What’s Happening at Ramah
RAMAH’S TIKVAH PROGRAM FOR SPECIAL NEEDS CAMPERS MARKS 40 YEARS OF INCLUSION AND IMPACT
Camp Ramah New England Hosts Past and Present Participants, Families and Counselors to Mark Anniversary and Celebrate Jewish Values in Action
Palmer, MA, July 11, 2010
Campers, families, counselors and others touched by Ramah’s Tikvah program for special needs youth converged Sunday at Camp Ramah New England, where it all began 40 years ago this summer, to mark the groundbreaking initiative and four decades of impact.
The Tikvah program, established at Camp Ramah in 1970, and now active throughout Ramah’s national network of overnight camps, offers developmentally and intellectually challenged youth a full, integrated Ramah Jewish summer camp experience.
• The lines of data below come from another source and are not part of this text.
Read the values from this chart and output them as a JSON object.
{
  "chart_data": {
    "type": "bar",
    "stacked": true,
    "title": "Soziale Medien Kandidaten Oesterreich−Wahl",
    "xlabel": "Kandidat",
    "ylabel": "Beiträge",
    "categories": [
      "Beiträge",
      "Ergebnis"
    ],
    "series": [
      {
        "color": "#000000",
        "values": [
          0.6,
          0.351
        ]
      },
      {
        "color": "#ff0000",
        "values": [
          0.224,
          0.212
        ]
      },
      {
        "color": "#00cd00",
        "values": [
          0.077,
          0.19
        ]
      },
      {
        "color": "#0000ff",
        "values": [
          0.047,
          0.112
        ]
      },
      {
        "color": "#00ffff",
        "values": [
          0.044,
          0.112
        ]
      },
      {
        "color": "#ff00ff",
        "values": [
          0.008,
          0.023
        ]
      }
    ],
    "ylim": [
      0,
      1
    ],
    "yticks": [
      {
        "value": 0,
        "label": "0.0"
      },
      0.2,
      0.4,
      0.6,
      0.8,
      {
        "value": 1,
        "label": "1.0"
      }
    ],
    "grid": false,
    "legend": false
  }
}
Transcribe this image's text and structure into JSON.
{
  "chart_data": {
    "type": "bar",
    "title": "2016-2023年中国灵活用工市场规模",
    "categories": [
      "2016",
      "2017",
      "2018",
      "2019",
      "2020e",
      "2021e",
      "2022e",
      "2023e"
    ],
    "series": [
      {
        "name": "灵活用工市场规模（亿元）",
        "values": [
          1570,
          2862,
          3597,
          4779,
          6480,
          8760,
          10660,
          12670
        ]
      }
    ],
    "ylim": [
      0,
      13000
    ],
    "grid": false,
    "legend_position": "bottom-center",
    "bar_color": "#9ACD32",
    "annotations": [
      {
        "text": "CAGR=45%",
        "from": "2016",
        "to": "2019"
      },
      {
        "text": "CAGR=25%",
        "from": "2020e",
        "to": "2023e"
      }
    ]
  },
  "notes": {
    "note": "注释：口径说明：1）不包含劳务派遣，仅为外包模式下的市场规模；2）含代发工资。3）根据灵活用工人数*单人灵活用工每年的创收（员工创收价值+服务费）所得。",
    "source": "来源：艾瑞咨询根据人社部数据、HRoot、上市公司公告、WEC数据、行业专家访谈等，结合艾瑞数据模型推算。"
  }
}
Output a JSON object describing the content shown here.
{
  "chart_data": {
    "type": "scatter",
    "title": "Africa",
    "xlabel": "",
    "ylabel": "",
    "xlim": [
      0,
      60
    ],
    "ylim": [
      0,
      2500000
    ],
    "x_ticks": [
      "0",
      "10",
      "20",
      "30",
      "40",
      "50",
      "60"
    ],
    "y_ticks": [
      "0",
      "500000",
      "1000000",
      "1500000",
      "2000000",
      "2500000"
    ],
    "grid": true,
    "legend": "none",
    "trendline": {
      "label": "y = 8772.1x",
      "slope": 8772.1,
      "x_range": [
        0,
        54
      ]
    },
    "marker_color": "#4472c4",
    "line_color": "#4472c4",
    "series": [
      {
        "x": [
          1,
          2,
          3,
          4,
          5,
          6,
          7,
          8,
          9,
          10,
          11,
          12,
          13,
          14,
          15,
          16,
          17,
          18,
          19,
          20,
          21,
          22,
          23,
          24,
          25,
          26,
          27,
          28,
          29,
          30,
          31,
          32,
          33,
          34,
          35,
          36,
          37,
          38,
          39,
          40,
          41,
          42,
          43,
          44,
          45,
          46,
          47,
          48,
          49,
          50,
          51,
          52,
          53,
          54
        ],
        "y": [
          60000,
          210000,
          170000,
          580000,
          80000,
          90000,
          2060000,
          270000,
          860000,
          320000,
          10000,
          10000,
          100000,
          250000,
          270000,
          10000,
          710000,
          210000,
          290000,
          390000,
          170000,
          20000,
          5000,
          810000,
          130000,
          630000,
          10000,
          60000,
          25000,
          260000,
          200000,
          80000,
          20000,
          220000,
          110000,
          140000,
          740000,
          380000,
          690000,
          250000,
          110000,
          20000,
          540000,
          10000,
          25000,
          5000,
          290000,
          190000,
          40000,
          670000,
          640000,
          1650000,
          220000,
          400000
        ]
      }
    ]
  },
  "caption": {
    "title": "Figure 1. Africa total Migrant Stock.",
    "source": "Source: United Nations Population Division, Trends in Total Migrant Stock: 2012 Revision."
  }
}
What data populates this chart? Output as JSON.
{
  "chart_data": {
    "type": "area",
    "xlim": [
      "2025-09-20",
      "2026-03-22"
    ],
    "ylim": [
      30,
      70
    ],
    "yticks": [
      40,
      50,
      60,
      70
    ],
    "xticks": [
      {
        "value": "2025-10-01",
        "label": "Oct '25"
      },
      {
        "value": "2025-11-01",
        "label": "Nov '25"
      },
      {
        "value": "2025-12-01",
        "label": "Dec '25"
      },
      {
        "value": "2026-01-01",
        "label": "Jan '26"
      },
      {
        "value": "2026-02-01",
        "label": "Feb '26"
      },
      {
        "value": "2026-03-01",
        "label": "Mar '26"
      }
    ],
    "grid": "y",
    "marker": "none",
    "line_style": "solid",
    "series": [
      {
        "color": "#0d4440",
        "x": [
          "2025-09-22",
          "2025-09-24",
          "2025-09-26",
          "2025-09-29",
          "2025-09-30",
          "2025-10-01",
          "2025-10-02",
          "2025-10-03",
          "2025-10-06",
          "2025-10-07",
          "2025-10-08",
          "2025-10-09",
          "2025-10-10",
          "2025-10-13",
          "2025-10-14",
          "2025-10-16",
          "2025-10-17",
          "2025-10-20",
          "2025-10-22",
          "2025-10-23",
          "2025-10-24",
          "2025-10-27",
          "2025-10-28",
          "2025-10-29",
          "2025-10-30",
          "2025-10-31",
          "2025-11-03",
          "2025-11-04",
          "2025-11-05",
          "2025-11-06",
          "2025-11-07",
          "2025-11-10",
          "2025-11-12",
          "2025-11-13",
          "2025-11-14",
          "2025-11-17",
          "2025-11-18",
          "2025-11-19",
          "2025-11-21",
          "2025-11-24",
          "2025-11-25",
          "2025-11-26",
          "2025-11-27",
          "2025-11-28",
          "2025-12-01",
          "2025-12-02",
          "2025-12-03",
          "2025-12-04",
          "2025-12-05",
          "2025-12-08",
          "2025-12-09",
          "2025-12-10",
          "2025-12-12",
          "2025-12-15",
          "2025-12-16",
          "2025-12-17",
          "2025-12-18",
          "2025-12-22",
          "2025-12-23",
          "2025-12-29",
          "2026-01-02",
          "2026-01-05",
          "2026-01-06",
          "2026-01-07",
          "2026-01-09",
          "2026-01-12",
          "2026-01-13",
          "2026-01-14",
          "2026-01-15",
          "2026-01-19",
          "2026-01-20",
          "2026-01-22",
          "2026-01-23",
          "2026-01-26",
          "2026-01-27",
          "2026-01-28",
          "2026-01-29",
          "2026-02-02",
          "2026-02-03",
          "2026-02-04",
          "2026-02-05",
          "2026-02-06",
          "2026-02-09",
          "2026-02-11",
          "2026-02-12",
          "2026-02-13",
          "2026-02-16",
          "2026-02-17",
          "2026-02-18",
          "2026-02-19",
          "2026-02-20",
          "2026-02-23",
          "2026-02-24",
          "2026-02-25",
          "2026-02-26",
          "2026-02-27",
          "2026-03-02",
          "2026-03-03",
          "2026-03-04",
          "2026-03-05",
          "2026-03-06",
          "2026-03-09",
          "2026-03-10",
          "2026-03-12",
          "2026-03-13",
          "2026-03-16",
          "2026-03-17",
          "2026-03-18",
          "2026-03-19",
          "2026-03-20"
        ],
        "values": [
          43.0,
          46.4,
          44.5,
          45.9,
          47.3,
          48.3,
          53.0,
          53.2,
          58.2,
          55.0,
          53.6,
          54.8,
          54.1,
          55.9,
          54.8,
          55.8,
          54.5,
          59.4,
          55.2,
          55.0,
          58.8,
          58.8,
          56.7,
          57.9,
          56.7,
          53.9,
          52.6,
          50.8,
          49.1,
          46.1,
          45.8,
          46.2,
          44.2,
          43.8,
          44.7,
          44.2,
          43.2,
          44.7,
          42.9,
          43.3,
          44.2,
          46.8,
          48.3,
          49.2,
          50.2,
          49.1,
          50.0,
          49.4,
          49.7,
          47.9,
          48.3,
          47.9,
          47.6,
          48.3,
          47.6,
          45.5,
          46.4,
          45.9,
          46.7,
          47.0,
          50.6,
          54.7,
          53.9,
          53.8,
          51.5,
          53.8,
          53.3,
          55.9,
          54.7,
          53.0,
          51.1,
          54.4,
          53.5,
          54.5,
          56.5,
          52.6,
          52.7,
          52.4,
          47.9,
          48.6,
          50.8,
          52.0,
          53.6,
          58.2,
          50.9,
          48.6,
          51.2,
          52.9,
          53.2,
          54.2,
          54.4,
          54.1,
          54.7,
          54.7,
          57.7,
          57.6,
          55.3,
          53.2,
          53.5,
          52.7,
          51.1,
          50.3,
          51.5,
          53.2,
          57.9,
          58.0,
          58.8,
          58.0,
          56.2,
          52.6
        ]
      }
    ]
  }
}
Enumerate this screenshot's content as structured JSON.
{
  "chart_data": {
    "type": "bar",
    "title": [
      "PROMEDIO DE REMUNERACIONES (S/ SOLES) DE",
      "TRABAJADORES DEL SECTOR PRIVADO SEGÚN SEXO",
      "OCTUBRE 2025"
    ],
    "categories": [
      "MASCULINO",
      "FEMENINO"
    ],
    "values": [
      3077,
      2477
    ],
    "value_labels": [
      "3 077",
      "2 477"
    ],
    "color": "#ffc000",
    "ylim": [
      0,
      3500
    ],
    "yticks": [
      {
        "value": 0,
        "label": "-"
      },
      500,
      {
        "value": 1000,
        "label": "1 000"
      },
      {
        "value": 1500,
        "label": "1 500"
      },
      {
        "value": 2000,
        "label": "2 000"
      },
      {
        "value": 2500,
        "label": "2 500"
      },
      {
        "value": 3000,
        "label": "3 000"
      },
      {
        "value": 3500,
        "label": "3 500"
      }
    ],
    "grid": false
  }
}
“It is one community, and every person counts,” said Betty Ross of Swampscott, MA, who traveled to Camp Ramah New England to mark the occasion with her 17-year-old daughter, Ilyse, who has Down’s syndrome and is spending her sixth summer in the Tikvah program. “She has such a Jewish heart, she loves Israeli dancing and singing, and it is a blessing for her to be here. The things she is exposed to, and the unqualified acceptance and involvement is priceless.”
Tikvah campers are largely mainstreamed into the camp community, creating an environment of inclusion benefiting them and enriching the experiences of other campers, counselors and professionals. Since it was established at Camp Ramah New England, nearly 2,000 special needs campers have passed through the program nationwide, and it now serves about 250 campers each summer.
The anniversary celebration Sunday attracted nearly 125 participants from across the country. They marked the occasion with activities with current campers and staff, a softball game in honor of a former Tikvah camper, exhibitions and special educational sessions.
Designed and established by Herb and Barbara Greenberg, visionary Jewish educators, Tikvah was a trailblazing initiative grounded in an inclusionary approach to special needs education. It is now an integral part of the Ramah camping experience and has transformed Ramah campers - special needs or not.
“The founders of Tikvah were truly pioneers, believing that special needs students and campers should have the same and equal opportunities and exposures as everyone else,” said Howard Blas, director of the Tikvah program at Camp Ramah New England. “It has and continues to benefit everyone and has created a comfort and appreciation of differences. Tikvah at camp is and should be as natural as having swimming, softball and Shabbat.”
At its core, the Tikvah program puts into practice essential Jewish values reflected in Jewish text, said Rabbi Jim Rosen of Beth El Temple in Hartford, CT, whose son with special needs is a volunteer in the camp mailroom. The rabbi led a teaching session on the subject as part of the anniversary program.
“Tikvah allows the community at large to put what we all talk about all the time – social and community justice and tikkun olam – into real action,” he said. “It says we value and honor our belief in human dignity, and enable everyone to have access to our tradition.”
In its 40 years, Tikvah has influenced and informed special needs education across North America and has given families a positive, life-changing Jewish camp option for their special needs children.
“It is safe to say that Ramah has the best program in the whole country in the area of integrating special needs campers,” said Maggie Bar-Tura, Chief Operating Officer at the Foundation for Jewish Camp. “Nobody does it better.”
In the decades since the program’s start, Ramah camps across North America have implemented a variety of Tikvah programs, from inclusion experiences to vocational training to family camps. They draw from a diverse population, including children with cognitive impairments, autism, and cerebral palsy.
“We are especially proud of our programs for children, teens and young adults with special needs,” said Rabbi Mitch Cohen, Director of the National Ramah Commission. “In addition to the obvious benefits for these young Jews and their families, they also help all of our campers and staff to deepen their sense of inclusion and sensitivity. And parents of children with special needs appreciate Ramah’s nurturing their child’s Jewish soul.”
The Tikvah celebration comes at a turning point in the field of Jewish special education, officials said.
“You have a lot of communities beginning to take this seriously,” Blas said. “There are programs springing up in different places, in different settings to the benefit of youth, families, and all involved.”
“Tikvah programming is a centerpiece of the camp community,” said Rabbi Rosen. “Participants are cherished and welcomed by everyone. Over 40 years, this has had an enormous impact on the lives of individuals, families and the Jewish community.”
Ramah is the camping arm of the Conservative Movement, operating under the educational and religious guidance of the Jewish Theological Seminary (JTS).
Tikvah allows the community at large to put what we all talk about all the time – social and community justice and tikkun olam – into real action. It says we value and honor our belief in human dignity, and enable everyone to have access to our tradition.